Monday, November 4, 2019

Real-Time Labor Evaluations

"Real-time labor evaluations" is just a fancy name for floorchecks. Most Government contractors with cost-type contracts are intimately familiar with the term 'floorchecks'. For those not familiar with either term, they refer to unannounced visits by contract auditors to interview employees as a means of testing the validity of labor charges.

We last wrote about floorchecks (or real-time labor evaluations) in 2014 but that particular post is buried very deep in the blog archives so its time to revisit the subject - particularly when DCAA (Defense Contract Audit Agency) has increased and is increasing the number of resources dedicated to the practice area.
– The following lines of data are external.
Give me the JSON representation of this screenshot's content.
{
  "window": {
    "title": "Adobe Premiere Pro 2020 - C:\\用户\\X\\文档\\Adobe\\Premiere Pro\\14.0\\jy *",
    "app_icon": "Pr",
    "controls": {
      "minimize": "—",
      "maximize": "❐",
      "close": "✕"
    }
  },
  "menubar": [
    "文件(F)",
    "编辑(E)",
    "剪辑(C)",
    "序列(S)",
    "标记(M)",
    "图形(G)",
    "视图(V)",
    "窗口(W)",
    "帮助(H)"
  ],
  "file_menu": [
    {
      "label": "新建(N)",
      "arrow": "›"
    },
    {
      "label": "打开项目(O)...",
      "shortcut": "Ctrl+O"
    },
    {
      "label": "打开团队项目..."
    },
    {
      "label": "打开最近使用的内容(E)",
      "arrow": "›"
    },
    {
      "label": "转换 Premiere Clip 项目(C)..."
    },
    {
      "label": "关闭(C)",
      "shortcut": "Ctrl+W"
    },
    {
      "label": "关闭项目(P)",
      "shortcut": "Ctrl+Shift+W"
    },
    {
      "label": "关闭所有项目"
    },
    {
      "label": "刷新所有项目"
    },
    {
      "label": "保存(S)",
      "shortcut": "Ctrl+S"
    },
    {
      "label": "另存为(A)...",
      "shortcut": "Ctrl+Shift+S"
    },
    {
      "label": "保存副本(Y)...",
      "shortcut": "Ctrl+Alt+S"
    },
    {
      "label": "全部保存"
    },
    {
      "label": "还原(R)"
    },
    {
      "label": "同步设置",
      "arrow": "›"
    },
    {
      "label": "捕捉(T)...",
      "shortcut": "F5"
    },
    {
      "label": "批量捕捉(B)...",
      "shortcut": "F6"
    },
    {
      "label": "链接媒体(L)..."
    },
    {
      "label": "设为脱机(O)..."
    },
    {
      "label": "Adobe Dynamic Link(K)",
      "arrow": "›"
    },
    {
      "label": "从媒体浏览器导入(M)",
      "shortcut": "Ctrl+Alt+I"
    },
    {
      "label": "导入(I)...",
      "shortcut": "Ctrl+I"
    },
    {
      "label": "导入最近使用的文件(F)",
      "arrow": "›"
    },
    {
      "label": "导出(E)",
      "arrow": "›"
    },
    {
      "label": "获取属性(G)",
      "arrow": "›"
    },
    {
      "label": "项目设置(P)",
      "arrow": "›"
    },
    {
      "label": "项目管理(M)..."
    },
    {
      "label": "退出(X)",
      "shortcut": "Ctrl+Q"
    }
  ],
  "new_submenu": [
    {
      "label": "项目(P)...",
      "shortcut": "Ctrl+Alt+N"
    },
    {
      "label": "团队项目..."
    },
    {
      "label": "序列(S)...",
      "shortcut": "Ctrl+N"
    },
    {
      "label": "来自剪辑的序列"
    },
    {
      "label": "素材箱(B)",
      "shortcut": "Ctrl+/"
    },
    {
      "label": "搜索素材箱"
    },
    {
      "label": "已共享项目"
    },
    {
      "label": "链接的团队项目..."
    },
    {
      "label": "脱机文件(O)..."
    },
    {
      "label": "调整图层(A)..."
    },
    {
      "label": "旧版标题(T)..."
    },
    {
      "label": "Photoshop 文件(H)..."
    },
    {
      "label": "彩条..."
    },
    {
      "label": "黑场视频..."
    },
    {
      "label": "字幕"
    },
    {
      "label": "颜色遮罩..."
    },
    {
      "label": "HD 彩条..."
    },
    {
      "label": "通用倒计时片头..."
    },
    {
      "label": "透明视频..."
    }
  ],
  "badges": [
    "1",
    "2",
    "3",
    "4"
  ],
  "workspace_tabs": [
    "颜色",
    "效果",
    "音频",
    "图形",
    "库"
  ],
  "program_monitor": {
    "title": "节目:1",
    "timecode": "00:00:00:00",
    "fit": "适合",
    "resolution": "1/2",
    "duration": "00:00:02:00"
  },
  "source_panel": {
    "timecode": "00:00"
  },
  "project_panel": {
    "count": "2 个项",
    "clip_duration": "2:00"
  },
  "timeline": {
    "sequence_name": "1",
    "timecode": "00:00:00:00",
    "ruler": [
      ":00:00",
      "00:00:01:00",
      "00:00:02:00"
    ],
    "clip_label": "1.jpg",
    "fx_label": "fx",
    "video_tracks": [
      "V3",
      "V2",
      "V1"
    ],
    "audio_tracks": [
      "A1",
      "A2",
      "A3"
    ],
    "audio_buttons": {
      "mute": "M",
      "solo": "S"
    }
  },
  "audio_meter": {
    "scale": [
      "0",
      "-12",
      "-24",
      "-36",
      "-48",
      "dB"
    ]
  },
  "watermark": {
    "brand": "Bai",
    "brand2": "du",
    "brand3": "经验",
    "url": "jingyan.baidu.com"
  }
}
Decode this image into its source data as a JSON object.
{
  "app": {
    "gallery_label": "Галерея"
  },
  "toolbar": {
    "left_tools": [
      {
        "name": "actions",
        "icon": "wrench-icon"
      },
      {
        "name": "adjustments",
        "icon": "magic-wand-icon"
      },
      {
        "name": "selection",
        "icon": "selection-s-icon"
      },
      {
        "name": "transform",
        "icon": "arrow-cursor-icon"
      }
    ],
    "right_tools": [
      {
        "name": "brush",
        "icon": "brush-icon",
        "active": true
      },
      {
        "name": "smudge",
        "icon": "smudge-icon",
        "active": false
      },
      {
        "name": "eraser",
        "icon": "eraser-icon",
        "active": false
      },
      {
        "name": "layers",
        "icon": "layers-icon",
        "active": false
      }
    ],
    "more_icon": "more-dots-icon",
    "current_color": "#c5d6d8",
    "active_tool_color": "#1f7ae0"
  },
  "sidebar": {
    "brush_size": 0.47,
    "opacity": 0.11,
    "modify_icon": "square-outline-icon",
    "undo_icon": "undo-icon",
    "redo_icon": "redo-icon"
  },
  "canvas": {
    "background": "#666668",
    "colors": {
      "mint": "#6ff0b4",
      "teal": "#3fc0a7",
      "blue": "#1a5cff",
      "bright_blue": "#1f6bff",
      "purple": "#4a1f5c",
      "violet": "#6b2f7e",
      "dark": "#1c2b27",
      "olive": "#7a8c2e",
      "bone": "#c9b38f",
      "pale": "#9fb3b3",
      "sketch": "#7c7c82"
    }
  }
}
Real-time labor evaluations focus on four elements of timekeeping and labor distribution.

  • Evaluation of a contractors timekeeping procedures and internal controls.
  • Employee interviews which encompass a discussion of the nature of work performed and observations of the employee's workstation.
  • Analysis of employee timekeeping practices. In other words, how well do employees comply with established timekeeping procedures.
  • Reconciliation of labor charges with subsequent payroll and labor distribution reports.
Everyone of the foregoing audit objectives is important. But perhaps the most important is the existence of an adequate timekeeping system. Without that, everything else will fail because the auditor will have no assurance that labor charges to Government contracts are proper.

Many companies have moved to an online platform for tracking time charges. Some of these are more robust than others. For example, it is important to the Government that whatever 'electronic' system is used retains an audit trail and requires supervisory review and approval before charges are processed against Government contracts. These modern systems are excellent but if a contractor is not enforcing policies that require employees to record their time as least once per day, or implement procedures that prevent users from sharing login/password combinations, the system will be determined to be inadequate.

Employee interviews can stress out employees. But the auditor focus is to make certain that the work being performed corresponds to the charge number being used. There have been many documented cases where that wasn't the case.

The reconciliation step is important to ensure that the physical observations of work being performed corresponds to the charges made against the contract. If the auditor has verified that the work being performed corresponds to the charge number but subsequently, the charge number was changed, the contractor will have some explaining to do.